The Starks offered Howland armor and a horse if he wanted to ride against the knights with the nasty, bully squires in the tournament. Howland wasn't too sure about that, though, since he was really a peaceful swamp boy at heart.
Nevertheless, a petite mystery knight showed up in the tournament the next day, with a laughing weirwood tree on their shield. The Knight of the Laughing Tree kept their face covered and wore mismatched armor, but they proved themselves to be a talented rider. They thoroughly thrashed the knights whose squires had bullied Howland, and demanded that the defeated knights teach their squires better manners. And then the mystery knight vanished without a trace.
The paranoid King Aerys was convinced that this knight was secretly out to get him, so he sent his hot and soulful son, Prince Rhaegar, to find out who the knight truly was.
This is where Meera ends her story, asking Bran if he knows the knight's identity.
Bran guesses Howland, because Bran is a Bad Listener and a pawn of the patriarchy.
Of course, Bran could technically be correct, since neither Meera nor GRRM ever confirm or deny his theory.
But let's be real... it was Lyanna.
We know from Ned that Lyanna was a talented rider and "a lot like Arya," who also disdains traditional gender roles and loves to fight. As a Stark, Lyanna worshiped the Old Gods, so the weirwood tree on her shield makes sense. And as a teenage girl, she would have been shorter than most full-grown knights. She would have also needed to borrow armor, hence the knight's mismatched look.
Most importantly, though, Lyanna was clearly the most incensed by Howland's bullies. She shares Ned's obsession with honor and justice, except she has a lot more style and moxie.

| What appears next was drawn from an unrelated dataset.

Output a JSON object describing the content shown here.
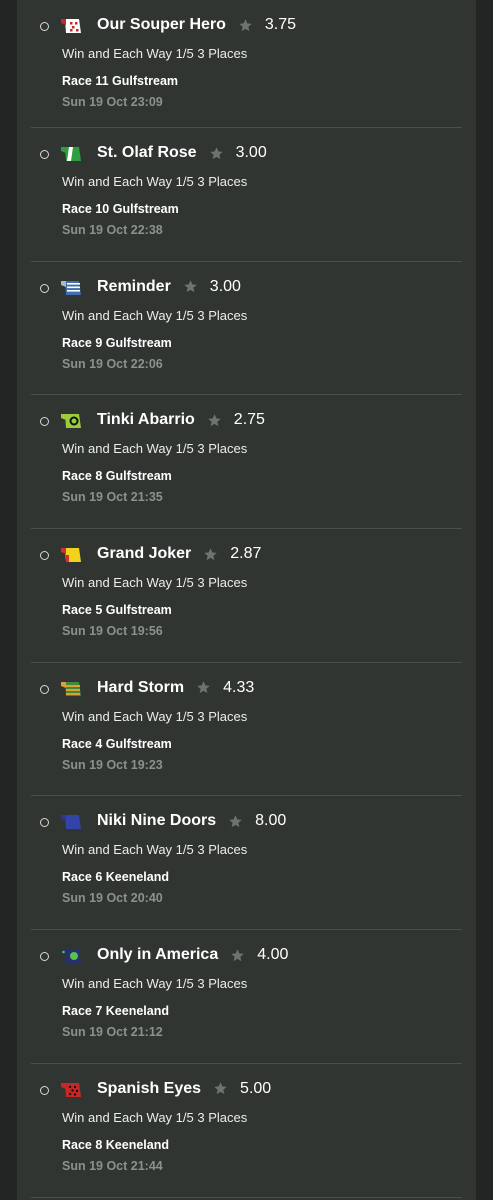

So Lyanna was almost certainly the Knight of the Laughing Tree. But why does that matter in the grand scheme of A Song of Ice and Fire?
Because that's how she met Rhaegar Targaryen.
See, this is the same tournament that started all the drama over the Iron Throne. Prince Rhaegar defeated all the other knights but, when the time came for him to crown his lady as the Queen of Love and Beauty, he crowned Lyanna Stark over his own wife.
This made Robert Baratheon, who was betrothed to Lyanna, more than a little pissed.
Then Rhaegar "abducted" Lyanna, and a whole war kicked off. It ended with Rhaegar killed by Robert on the battlefield, and Lyanna dying *mysteriously* in a bed of blood, just as Ned Stark arrived at the Tower of Joy.
Of course, everyone knows by now that Lyanna actually died giving birth to the wee baby Jon Snow, who Ned took as his own "bastard" son. And Lyanna almost certainly wasn't kidnapped by Rhaegar: it seems like they eloped together before getting it on, making Jon a legitimate heir to the Iron Throne.
Most fans theorize that Rhaegar and Lyanna got married before a weirwood tree on the nearby Isle of Faces, in keeping with Lyanna's whole Old Gods thing. The Targaryens are pretty lax about polygamy, after all.
But the story about the Knight of the Laughing Tree is the final piece of that puzzle: when Rhaegar was sent to find the mystery knight, he must have found our girl Lyanna with some incriminating evidence of her disguise. Rather than drag her in front of his father, though, Rhaegar totally fell for this tough, justice-minded wolf girl. And she was already interested in the mopey, musically talented dragon prince.
And yes, their affair did set off a chain of events leading to continent-wide warfare and widespread destruction. But at least we know that Jon Snow's mom did it all to spare one small swamp boy from getting bullied... let's just hope that her son shares her desire to protect the shrimpy, and that he's able to somewhat clean up the international mess caused by his parents' love.